The ideal pen can be used to write, draw, and manifest all kinds of creative ideas on different kinds of paper. Pencils, ballpoints, fountain pens, dip pens, fineliners, markers with fine or thick felt-tips, charcoal, paint, crayons… So many possible vehicles to transcribe new concepts to paper.
The Rotring Artpen is a kind of hybrid version for both writing and drawing, originally designed for calligraphy. I was allowed to borrow a team mate’s pen during a collaborative art project, and have since written and drawn most of my work with this particular type of pen. It has a ‘Fine’ sized rounded tip and interior space for two ink cartridges of black ink.
The pen has many imperfections: the ink from cheap refill cartridges blotch and stain, and do not combine with water colours at all, my hands are regularly stained, etchings on sketching paper take a disproportionally long time to dry, and the ink easily bleeds through thinner types of paper. Each time the pen accidentally drops to the ground, I’m worried that the internal filling mechanism will break again.

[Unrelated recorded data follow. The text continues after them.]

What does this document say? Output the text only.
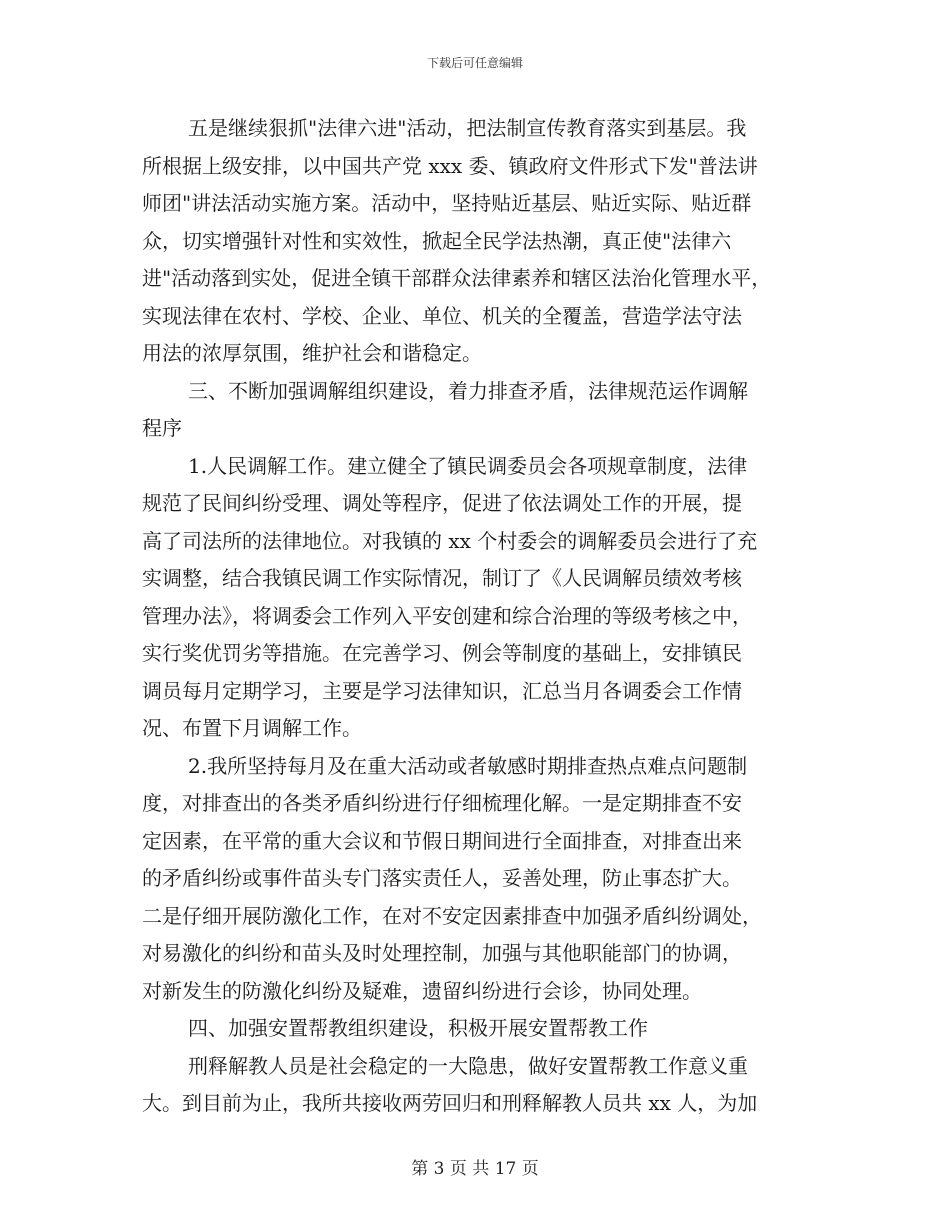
下载后可任意编辑
五是继续狠抓"法律六进"活动，把法制宣传教育落实到基层。我
所根据上级安排，以中国共产党 xxx 委、镇政府文件形式下发"普法讲
师团"讲法活动实施方案。活动中，坚持贴近基层、贴近实际、贴近群
众，切实增强针对性和实效性，掀起全民学法热潮，真正使"法律六
进"活动落到实处，促进全镇干部群众法律素养和辖区法治化管理水平，
实现法律在农村、学校、企业、单位、机关的全覆盖，营造学法守法
用法的浓厚氛围，维护社会和谐稳定。
三、不断加强调解组织建设，着力排查矛盾，法律规范运作调解
程序
1.人民调解工作。建立健全了镇民调委员会各项规章制度，法律
规范了民间纠纷受理、调处等程序，促进了依法调处工作的开展，提
高了司法所的法律地位。对我镇的 xx 个村委会的调解委员会进行了充
实调整，结合我镇民调工作实际情况，制订了《人民调解员绩效考核
管理办法》，将调委会工作列入平安创建和综合治理的等级考核之中，
实行奖优罚劣等措施。在完善学习、例会等制度的基础上，安排镇民
调员每月定期学习，主要是学习法律知识，汇总当月各调委会工作情
况、布置下月调解工作。
2.我所坚持每月及在重大活动或者敏感时期排查热点难点问题制
度，对排查出的各类矛盾纠纷进行仔细梳理化解。一是定期排查不安
定因素，在平常的重大会议和节假日期间进行全面排查，对排查出来
的矛盾纠纷或事件苗头专门落实责任人，妥善处理，防止事态扩大。
二是仔细开展防激化工作，在对不安定因素排查中加强矛盾纠纷调处，
对易激化的纠纷和苗头及时处理控制，加强与其他职能部门的协调，
对新发生的防激化纠纷及疑难，遗留纠纷进行会诊，协同处理。
四、加强安置帮教组织建设，积极开展安置帮教工作
刑释解教人员是社会稳定的一大隐患，做好安置帮教工作意义重
大。到目前为止，我所共接收两劳回归和刑释解教人员共 xx 人，为加
第 3 页 共 17 页
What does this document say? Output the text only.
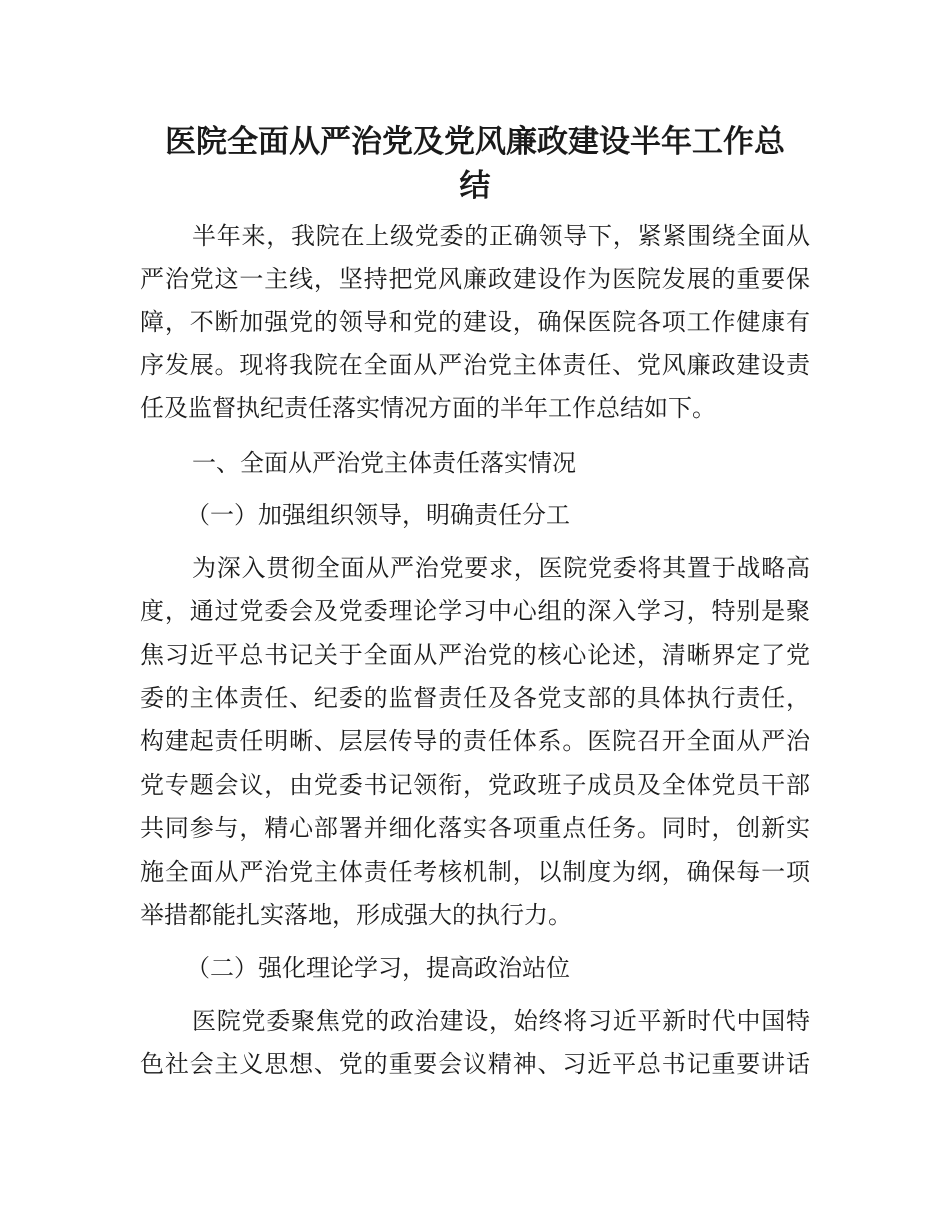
医院全面从严治党及党风廉政建设半年工作总
结
半年来，我院在上级党委的正确领导下，紧紧围绕全面从
严治党这一主线，坚持把党风廉政建设作为医院发展的重要保
障，不断加强党的领导和党的建设，确保医院各项工作健康有
序发展。现将我院在全面从严治党主体责任、党风廉政建设责
任及监督执纪责任落实情况方面的半年工作总结如下。
一、全面从严治党主体责任落实情况
（一）加强组织领导，明确责任分工
为深入贯彻全面从严治党要求，医院党委将其置于战略高
度，通过党委会及党委理论学习中心组的深入学习，特别是聚
焦习近平总书记关于全面从严治党的核心论述，清晰界定了党
委的主体责任、纪委的监督责任及各党支部的具体执行责任，
构建起责任明晰、层层传导的责任体系。医院召开全面从严治
党专题会议，由党委书记领衔，党政班子成员及全体党员干部
共同参与，精心部署并细化落实各项重点任务。同时，创新实
施全面从严治党主体责任考核机制，以制度为纲，确保每一项
举措都能扎实落地，形成强大的执行力。
（二）强化理论学习，提高政治站位
医院党委聚焦党的政治建设，始终将习近平新时代中国特
色社会主义思想、党的重要会议精神、习近平总书记重要讲话
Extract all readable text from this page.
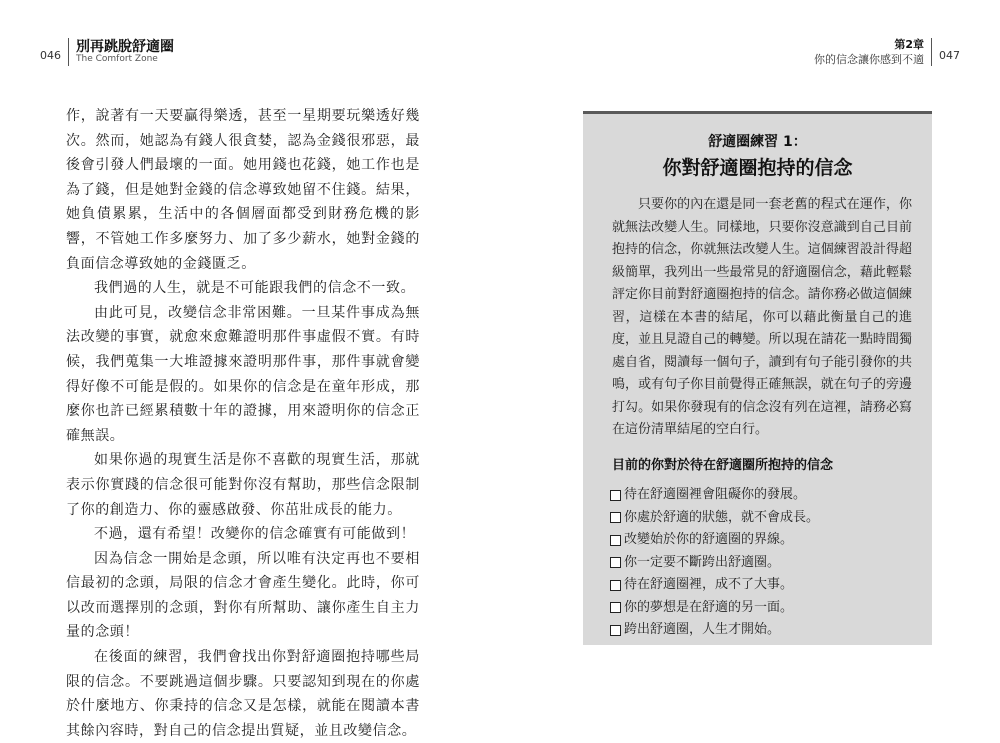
046
別再跳脫舒適圈
The Comfort Zone
第2章
你的信念讓你感到不適 047

作，說著有一天要贏得樂透，甚至一星期要玩樂透好幾次。然而，她認為有錢人很貪婪，認為金錢很邪惡，最後會引發人們最壞的一面。她用錢也花錢，她工作也是為了錢，但是她對金錢的信念導致她留不住錢。結果，她負債累累，生活中的各個層面都受到財務危機的影響，不管她工作多麼努力、加了多少薪水，她對金錢的負面信念導致她的金錢匱乏。

我們過的人生，就是不可能跟我們的信念不一致。

由此可見，改變信念非常困難。一旦某件事成為無法改變的事實，就愈來愈難證明那件事虛假不實。有時候，我們蒐集一大堆證據來證明那件事，那件事就會變得好像不可能是假的。如果你的信念是在童年形成，那麼你也許已經累積數十年的證據，用來證明你的信念正確無誤。

如果你過的現實生活是你不喜歡的現實生活，那就表示你實踐的信念很可能對你沒有幫助，那些信念限制了你的創造力、你的靈感啟發、你茁壯成長的能力。

不過，還有希望！改變你的信念確實有可能做到！

因為信念一開始是念頭，所以唯有決定再也不要相信最初的念頭，局限的信念才會產生變化。此時，你可以改而選擇別的念頭，對你有所幫助、讓你產生自主力量的念頭！

在後面的練習，我們會找出你對舒適圈抱持哪些局限的信念。不要跳過這個步驟。只要認知到現在的你處於什麼地方、你秉持的信念又是怎樣，就能在閱讀本書其餘內容時，對自己的信念提出質疑，並且改變信念。

舒適圈練習 1：
你對舒適圈抱持的信念

只要你的內在還是同一套老舊的程式在運作，你就無法改變人生。同樣地，只要你沒意識到自己目前抱持的信念，你就無法改變人生。這個練習設計得超級簡單，我列出一些最常見的舒適圈信念，藉此輕鬆評定你目前對舒適圈抱持的信念。請你務必做這個練習，這樣在本書的結尾，你可以藉此衡量自己的進度，並且見證自己的轉變。所以現在請花一點時間獨處自省，閱讀每一個句子，讀到有句子能引發你的共鳴，或有句子你目前覺得正確無誤，就在句子的旁邊打勾。如果你發現有的信念沒有列在這裡，請務必寫在這份清單結尾的空白行。

目前的你對於待在舒適圈所抱持的信念
待在舒適圈裡會阻礙你的發展。
你處於舒適的狀態，就不會成長。
改變始於你的舒適圈的界線。
你一定要不斷跨出舒適圈。
待在舒適圈裡，成不了大事。
你的夢想是在舒適的另一面。
跨出舒適圈，人生才開始。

This is the second replacement pen in a six-year period.
Even though the pen is not faultless, it does have perfect balance. A perfect physical balance, the way the pen lies in my hand. A perfect mental balance, with the ink stains on my hands showing I’ve had a particularly productive day; new ideas conceived and noted. And a perfect emotional balance, between writing and drawing. Seeing the pen can be used for both, I can seamlessly transition between different areas of interest.
Many times, when I pick up the pen, it is to jot down a new idea, a new insight, a new concept, recorded for posterity. And those ideas might not be executed, insights may change, concept might not work out – yet they existed. Which always reminds me of this beautiful poem from The Rubáiyát by Omar Khayyám:
The Moving Finger writes; and, having writ, Moves on: nor all thy Piety nor Wit Shall lure it back to cancel half a Line, Nor all thy Tears wash out a Word of it.